Gambias Flagge Gambia

Gambias Wirtschaft

Gambia gehört zu den ärmeren Ländern der Welt. 2023 stand Gambia im Human Development Index, der den Wohlstand der Länder vergleicht, auf dem 170. Platz von 193 Ländern. Obwohl die Wirtschaft von Gambia wächst, haben viele Menschen nichts davon. 22 Prozent der Einwohner sind extrem arm und haben pro Tag nur 3 Dollar zur Verfügung.

Die Einnahmen des Landes stammen vor allem aus dem Bereich der Dienstleistungen, nämlich zu 65 Prozent. Eine besondere Rolle spielt hier der Tourismus, der allein 20 Prozent einbringt. Viele Menschen leben auch vom Fischfang. Die Industrie erwirtschaftet nur 15 Prozent und die Landwirtschaft 20 Prozent.
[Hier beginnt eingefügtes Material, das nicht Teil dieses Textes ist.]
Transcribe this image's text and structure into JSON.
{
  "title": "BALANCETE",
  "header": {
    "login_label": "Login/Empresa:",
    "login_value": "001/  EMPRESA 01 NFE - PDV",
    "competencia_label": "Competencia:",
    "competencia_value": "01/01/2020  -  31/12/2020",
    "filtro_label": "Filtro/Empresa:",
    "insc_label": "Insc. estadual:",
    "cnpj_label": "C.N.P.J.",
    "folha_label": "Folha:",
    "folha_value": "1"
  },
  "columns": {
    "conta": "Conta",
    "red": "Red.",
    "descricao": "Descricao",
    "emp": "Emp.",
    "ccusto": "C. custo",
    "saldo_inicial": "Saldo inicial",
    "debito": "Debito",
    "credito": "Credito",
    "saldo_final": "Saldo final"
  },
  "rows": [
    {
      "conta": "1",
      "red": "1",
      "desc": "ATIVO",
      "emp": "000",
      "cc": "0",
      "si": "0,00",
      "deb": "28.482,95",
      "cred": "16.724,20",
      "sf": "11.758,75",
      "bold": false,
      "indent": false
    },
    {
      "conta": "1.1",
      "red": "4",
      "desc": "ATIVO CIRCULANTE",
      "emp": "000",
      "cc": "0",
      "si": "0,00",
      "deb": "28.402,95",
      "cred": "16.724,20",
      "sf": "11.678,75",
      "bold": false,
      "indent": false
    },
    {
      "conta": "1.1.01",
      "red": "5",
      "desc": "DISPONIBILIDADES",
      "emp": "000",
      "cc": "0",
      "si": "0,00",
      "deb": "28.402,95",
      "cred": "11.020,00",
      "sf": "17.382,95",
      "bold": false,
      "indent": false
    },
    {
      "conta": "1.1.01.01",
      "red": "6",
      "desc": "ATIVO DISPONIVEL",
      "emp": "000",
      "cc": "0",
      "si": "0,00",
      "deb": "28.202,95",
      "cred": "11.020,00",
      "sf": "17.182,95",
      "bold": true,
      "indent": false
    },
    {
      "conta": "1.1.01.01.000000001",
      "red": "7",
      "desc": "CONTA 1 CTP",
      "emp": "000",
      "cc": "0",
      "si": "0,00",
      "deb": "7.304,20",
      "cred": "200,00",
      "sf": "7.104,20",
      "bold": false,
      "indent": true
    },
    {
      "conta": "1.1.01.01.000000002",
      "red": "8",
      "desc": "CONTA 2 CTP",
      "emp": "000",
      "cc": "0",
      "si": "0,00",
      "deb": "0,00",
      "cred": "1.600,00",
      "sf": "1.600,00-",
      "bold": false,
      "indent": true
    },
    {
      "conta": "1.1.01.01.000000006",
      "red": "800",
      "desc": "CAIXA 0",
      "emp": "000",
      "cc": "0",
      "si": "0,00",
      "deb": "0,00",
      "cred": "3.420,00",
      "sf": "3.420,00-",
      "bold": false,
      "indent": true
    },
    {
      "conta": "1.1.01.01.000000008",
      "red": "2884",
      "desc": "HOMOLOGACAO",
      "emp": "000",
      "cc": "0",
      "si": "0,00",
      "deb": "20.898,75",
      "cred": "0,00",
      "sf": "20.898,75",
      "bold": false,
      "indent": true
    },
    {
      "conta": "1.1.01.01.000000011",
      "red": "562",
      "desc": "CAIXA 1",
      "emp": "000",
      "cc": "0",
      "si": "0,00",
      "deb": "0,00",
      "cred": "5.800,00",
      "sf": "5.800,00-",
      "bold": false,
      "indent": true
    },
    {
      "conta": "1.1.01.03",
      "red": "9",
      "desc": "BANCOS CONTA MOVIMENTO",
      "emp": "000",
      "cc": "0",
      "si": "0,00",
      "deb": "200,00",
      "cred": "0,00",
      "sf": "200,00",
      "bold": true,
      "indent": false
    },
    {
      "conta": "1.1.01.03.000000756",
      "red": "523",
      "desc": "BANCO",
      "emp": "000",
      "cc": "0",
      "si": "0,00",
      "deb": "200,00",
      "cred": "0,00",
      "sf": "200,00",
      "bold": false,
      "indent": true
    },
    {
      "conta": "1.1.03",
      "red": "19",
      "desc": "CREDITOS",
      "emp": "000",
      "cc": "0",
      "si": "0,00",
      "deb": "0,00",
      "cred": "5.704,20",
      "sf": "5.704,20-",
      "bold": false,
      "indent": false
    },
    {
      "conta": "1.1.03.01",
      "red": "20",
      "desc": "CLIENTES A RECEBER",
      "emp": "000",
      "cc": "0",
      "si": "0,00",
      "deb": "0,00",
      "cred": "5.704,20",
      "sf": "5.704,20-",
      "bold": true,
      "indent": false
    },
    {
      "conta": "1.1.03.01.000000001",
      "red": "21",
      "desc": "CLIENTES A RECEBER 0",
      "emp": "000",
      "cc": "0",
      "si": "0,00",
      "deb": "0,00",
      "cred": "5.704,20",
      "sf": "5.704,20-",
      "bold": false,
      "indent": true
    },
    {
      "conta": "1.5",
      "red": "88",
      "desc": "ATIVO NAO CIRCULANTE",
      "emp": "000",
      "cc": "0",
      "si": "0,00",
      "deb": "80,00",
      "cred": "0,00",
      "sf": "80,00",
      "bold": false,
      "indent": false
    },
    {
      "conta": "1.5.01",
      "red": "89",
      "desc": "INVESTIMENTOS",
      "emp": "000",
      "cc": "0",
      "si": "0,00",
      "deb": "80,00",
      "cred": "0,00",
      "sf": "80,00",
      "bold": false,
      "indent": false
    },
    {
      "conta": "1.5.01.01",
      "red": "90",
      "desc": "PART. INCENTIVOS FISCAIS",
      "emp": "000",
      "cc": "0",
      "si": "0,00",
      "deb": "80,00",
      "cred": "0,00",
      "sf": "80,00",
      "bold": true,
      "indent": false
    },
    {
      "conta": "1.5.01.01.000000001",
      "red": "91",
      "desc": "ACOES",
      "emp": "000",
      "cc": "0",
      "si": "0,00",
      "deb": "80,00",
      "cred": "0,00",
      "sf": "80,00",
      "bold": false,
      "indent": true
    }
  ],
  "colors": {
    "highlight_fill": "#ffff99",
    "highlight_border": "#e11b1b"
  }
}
Das sind die Anteile am Bruttoinlandsprodukt für 2024. Das Land besitzt keine Bodenschätze.
 

Landwirtschaft in Gambia

Rund 20 Prozent der Einnahmen des Landes stammen aus der Landwirtschaft. 62 Prozent der Fläche wird landwirtschaftlich genutzt. Angebaut werden für den Export vor allem Nüsse, nämlich Erdnüsse, Kokosnüsse, Paranüsse und Cashewnüsse.

Hirse, Reis, Maniok und Mais werden zwar angebaut, doch vor allem für den eigenen Verbrauch. Die Mengen reichen jedoch nicht, um die Bevölkerung zu versorgen. Diese Nahrungsmittel müssen zusätzlich importiert werden, also aus anderen Ländern eingekauft werden.

Baumwolle und Ölpalmen werden in Plantagen angebaut, Baumwolle im Osten, Ölpalmen an der Küste im Westen. Aus den Früchten der Ölpalmen wird Palmkernöl gemacht. Beides wird ebenfalls exportiert. Angebaut werden auch Datteln, Feigen, Mangos, Avocados und Ananas. Rinder, Ziegen und Schafe werden gehalten.

Außerdem werden Bäume angepflanzt, um ihr Holz zu verarbeiten. 25 Prozent der Exporterlöse kommen inzwischen von Holz.

Industrie für Erdnüsse, Fische, Holz und Metall

Es gibt Fabriken, in denen die geernteten Nüsse weiterverarbeitet werden. Hier stellt man zum Beispiel Erdnussöl her. Fisch-, Holz- und Metallverarbeitung sind weitere Zweige der Industrie. Insgesamt gibt es aber wenig Industrie und es sind eher kleine Betriebe als große Fabriken.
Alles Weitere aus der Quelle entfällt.